Built in Graphite, InfluxDB, and OpenTelemetry. Graphite and InfluxDB per the External Metric Server wiki; OpenTelemetry plugin per the PVE 9.0 Roadmap. Configure under Datacenter, Metric Server or in /etc/pve/status.cfg. Default Graphite port 2003 over UDP; InfluxDB v1 over UDP on 8089 or v2 via HTTP API with bucket and token.
Cluster status, Ceph detail, and SMART are gaps. Current built in metric server output does not cover every operational signal. For quorum, Ceph detail, and SMART or wear data, use the Proxmox API, prometheus-pve-exporter, Ceph Prometheus metrics, node exporter, smartctl, or Telegraf depending on the signal.
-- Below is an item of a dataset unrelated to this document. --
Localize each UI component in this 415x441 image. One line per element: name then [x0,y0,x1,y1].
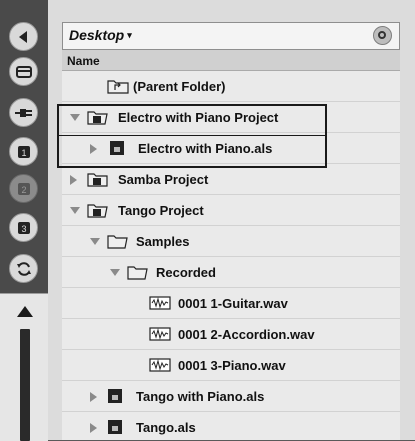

prometheus-pve-exporter for Prometheus. Community maintained at github.com/prometheus-pve/prometheus-pve-exporter. Use a PVEAuditor user with an API token. Multi target Prometheus scrape configuration covers multiple PVE nodes via a single exporter. Disable the config collector on big deployments.
Ceph CLI plus Ceph manager Prometheus module. Per the Ceph documentation, ceph -s, ceph health detail, ceph osd df tree, ceph -w for live triage. Enable the manager Prometheus module on port 9283 and scrape all manager nodes; verify which Ceph metrics your build exposes before depending on per OSD latency or per image I/O.
Notification system landed in PVE 8.1. Per the Administration Guide. Sendmail, SMTP, Gotify, Webhook (Webhook added in 8.3) targets. Matchers route by severity, type, time, and metadata regex. Configuration in /etc/pve/notifications.cfg and /etc/pve/priv/notifications.cfg.
Webhook templating uses Handlebars. Per the docs. The escape helper handles JSON escaping for special characters; without it multi line notifications break the JSON payload.
journalctl commands matter operationally. -u <service> for per service logs, -b -1 for previous boot, -p err for priority filter, -k for kernel. Forward to a central log store for post mortems.
The reference stack. Prometheus or InfluxDB for metrics; Grafana for visualization; Alertmanager or Grafana alerting; PVE Notifications with SMTP and Webhook; central log store; external synthetic checks running off the cluster they monitor.
Capacity alerting at 70% and 80% used. ZFS pools, Ceph pools, PBS datastores. The 70% warning gives lead time for hardware orders; 80% critical means the change window is now.